Agent memory is SochDB's flagship AI-native feature. You write episodes (raw turns, observations, tasks) as they happen, and later recall the relevant ones compiled into a token-budgeted context string ready to drop into an LLM prompt. Retrieval can run over several lanes (lexical, BM25, trigram, hybrid, or all three at once) and is bi-temporal: every episode carries a valid-from timestamp, so you can ask "what did the agent know as of last Tuesday?".

This guide covers the agent-memory surface in each SDK. The shape and the level of "batteries included" differ per language, so the per-SDK notes below are honest about what is a high-level client, what is a set of lower-level pipelines, and what is reached only through a running server.

Where agent memory lives in each SDK
  • Python (0.5.9 SDK) ships the highest-level API: AgentMemory (a thin client over the server's ContextService + sochdb-memory backend) plus lower-level pipelines (ExtractionPipeline, Consolidator, HybridRetriever).
  • Node.js (0.5.3 SDK) ships the lower-level memory module (ExtractionPipeline, Consolidator, HybridRetriever) — no single AgentMemory facade.
  • Go (0.4.5 SDK) ships the same pipeline trio, but only when built with the sochdb_embedded build tag.
  • Rust (sochdb 2.0.3) exposes memory as composable overlays: atomic_memory (crash-safe multi-part memory writes) plus temporal_graph, graph, and semantic_cache.
  • MCP exposes memory to any LLM client through the memory_* tools.

Concepts

ConceptWhat it is
EpisodeA unit of memory — a conversation turn, observation, task, or workflow step, stored as text with metadata.
LaneA retrieval path. SochDB has lexical (keyword), BM25, trigram, vector, and a fused "three-lane" mode.
Token budgetA cap on the compiled context size. Lower-priority content is dropped or truncated to fit.
Bi-temporal recallEpisodes carry a valid-from time; as_of queries only see episodes valid at or before that point.
Entity / FactHigher-level structures extracted from episodes (people, projects, documents) and the consolidated facts about them.
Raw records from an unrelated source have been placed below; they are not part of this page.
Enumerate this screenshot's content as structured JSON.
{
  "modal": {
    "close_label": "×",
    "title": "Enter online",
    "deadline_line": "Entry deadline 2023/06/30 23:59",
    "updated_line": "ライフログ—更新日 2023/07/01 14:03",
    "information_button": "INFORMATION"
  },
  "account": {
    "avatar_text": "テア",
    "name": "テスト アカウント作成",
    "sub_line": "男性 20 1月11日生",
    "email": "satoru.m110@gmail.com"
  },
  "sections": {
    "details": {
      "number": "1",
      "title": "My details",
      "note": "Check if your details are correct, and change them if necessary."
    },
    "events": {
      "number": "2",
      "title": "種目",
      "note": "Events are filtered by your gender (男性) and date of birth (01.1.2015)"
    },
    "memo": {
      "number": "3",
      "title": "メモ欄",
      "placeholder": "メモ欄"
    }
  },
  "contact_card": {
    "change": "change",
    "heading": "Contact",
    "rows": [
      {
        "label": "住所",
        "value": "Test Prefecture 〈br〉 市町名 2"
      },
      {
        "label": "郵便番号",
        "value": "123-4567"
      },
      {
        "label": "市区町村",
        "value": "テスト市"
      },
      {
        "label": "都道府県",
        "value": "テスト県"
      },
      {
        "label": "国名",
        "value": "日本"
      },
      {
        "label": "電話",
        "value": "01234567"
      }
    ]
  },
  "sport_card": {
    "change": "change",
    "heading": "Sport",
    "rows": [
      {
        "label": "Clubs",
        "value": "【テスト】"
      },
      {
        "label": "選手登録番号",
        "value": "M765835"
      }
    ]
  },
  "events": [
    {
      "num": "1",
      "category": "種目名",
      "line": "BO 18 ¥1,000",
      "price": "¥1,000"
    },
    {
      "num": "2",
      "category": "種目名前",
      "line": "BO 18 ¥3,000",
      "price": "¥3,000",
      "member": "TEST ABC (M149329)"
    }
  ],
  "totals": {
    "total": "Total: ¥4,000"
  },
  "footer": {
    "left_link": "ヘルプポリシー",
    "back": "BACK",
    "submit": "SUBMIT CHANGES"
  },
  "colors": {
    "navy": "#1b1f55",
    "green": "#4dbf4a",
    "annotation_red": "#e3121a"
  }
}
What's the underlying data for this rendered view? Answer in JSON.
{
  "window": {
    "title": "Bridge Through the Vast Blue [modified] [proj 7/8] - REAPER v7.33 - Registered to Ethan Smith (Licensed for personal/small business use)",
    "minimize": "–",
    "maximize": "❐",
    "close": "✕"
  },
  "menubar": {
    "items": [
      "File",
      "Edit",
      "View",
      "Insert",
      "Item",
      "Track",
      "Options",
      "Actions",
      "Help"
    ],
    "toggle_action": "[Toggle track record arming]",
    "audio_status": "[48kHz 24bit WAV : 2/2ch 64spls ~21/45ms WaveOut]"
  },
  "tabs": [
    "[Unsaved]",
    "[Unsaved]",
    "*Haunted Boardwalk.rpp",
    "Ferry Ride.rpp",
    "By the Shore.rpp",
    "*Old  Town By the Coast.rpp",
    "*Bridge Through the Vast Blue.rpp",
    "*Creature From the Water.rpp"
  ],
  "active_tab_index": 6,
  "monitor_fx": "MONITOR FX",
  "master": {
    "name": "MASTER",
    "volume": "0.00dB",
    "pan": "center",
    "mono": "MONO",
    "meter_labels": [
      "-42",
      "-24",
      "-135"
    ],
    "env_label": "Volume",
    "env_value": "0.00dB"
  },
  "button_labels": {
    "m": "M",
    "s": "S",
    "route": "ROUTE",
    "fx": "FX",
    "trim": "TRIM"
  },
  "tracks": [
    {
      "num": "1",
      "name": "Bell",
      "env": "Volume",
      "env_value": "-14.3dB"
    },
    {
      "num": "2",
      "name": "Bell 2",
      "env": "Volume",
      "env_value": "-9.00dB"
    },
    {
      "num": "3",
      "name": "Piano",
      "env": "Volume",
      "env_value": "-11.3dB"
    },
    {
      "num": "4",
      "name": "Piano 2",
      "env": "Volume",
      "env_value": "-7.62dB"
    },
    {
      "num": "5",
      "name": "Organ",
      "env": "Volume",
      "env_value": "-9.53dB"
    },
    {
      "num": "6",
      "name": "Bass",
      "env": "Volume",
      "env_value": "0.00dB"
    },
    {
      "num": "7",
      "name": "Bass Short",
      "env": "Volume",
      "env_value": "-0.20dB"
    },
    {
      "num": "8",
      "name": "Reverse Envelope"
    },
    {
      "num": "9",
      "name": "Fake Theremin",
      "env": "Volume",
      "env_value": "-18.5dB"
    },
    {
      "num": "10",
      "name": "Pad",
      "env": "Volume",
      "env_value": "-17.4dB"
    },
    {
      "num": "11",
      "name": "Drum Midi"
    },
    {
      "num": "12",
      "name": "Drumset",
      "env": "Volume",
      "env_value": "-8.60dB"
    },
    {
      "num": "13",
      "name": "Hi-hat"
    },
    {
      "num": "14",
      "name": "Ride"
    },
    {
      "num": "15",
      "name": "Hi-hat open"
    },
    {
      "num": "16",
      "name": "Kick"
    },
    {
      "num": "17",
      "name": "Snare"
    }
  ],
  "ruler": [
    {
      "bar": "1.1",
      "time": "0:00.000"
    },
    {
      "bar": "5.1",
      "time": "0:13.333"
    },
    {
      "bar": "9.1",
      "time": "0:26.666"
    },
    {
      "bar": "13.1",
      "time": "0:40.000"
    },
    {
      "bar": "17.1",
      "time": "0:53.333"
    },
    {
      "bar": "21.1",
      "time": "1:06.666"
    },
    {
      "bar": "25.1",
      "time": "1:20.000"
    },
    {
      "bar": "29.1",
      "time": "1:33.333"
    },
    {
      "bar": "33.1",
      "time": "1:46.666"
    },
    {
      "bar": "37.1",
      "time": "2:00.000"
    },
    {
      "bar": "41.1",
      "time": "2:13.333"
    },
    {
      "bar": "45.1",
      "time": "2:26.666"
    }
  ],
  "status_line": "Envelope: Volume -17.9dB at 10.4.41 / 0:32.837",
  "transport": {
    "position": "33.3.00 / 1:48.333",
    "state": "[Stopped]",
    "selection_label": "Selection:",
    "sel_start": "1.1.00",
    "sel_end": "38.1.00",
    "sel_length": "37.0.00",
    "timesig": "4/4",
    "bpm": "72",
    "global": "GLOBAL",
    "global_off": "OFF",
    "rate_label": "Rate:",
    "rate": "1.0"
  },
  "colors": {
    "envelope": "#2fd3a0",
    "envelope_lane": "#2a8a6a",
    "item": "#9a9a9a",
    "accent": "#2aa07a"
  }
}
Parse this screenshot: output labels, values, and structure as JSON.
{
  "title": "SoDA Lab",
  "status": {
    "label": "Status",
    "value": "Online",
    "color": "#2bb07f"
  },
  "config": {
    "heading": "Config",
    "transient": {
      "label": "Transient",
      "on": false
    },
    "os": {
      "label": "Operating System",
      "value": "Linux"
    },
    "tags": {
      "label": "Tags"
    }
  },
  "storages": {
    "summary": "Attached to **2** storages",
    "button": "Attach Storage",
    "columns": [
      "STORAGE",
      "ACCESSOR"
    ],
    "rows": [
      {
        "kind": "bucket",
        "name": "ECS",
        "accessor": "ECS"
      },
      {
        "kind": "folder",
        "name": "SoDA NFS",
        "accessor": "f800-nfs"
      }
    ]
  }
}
In Python, retrieval lanes are named constants on QueryLanes:

from sochdb import QueryLanes

QueryLanes.LEXICAL # "lexical" — fast keyword recall, no embedding needed
QueryLanes.THREE_LANE # "three_lane" — lexical + vector + graph, fused
QueryLanes.HYBRID # "hybrid" — vector + lexical fusion
QueryLanes.BM25 # "bm25" — BM25 ranking
QueryLanes.TRIGRAM # "trigram" — trigram (substring/fuzzy) matching

Python: high-level AgentMemory

AgentMemory is the recommended entry point. It is a thin wrapper over the server's ContextService and the sochdb-memory backend, so it talks to a running SochDB gRPC server via SochDBClient.

Requires a running server

AgentMemory is a gRPC client. Start a server with the memory backend first:

cargo run -p sochdb-grpc --release
# or, once installed:
sochdb-grpc-server --host 127.0.0.1 --port 50051

Then point the client at it (default localhost:50051).

Constructor

AgentMemory(
client, # a connected SochDBClient
namespace="default",
*,
session_id=None, # defaults to namespace
token_limit=4096, # default recall budget
output_format="markdown" # "markdown" | "json" | "toon"
)

There is also a convenience factory, create_agent_memory(client, namespace=..., token_limit=...), which returns the same object.

Writing episodes

write_episode(
text,
*,
t_valid_from=None, # unix ms; when the fact became true (defaults to now)
metadata=None, # dict of arbitrary metadata
namespace=None # override the instance namespace
) -> EpisodeWriteResult

EpisodeWriteResult carries episode_id, t_created, lexical_indexed, ingestion_lag_us, enrichment_queued, and error. Writes are lexically indexed immediately; vector/graph enrichment is queued and runs asynchronously (so enrichment_queued is typically True right after a write and a three-lane search becomes richer once enrichment completes).

Searching

search(
query,
*,
token_limit=None, # defaults to the instance token_limit
lanes="lexical", # a QueryLanes value
format=None, # override output format for this call
namespace=None,
as_of=None # unix ms; bi-temporal point-in-time recall
) -> ContextQueryResult

ContextQueryResult carries context (the compiled string), total_tokens, section_results (a list of ContextSectionResult with name, tokens_used, truncated, content), and error. Pass as_of to restrict recall: only episodes whose t_valid_from is at or before as_of are visible.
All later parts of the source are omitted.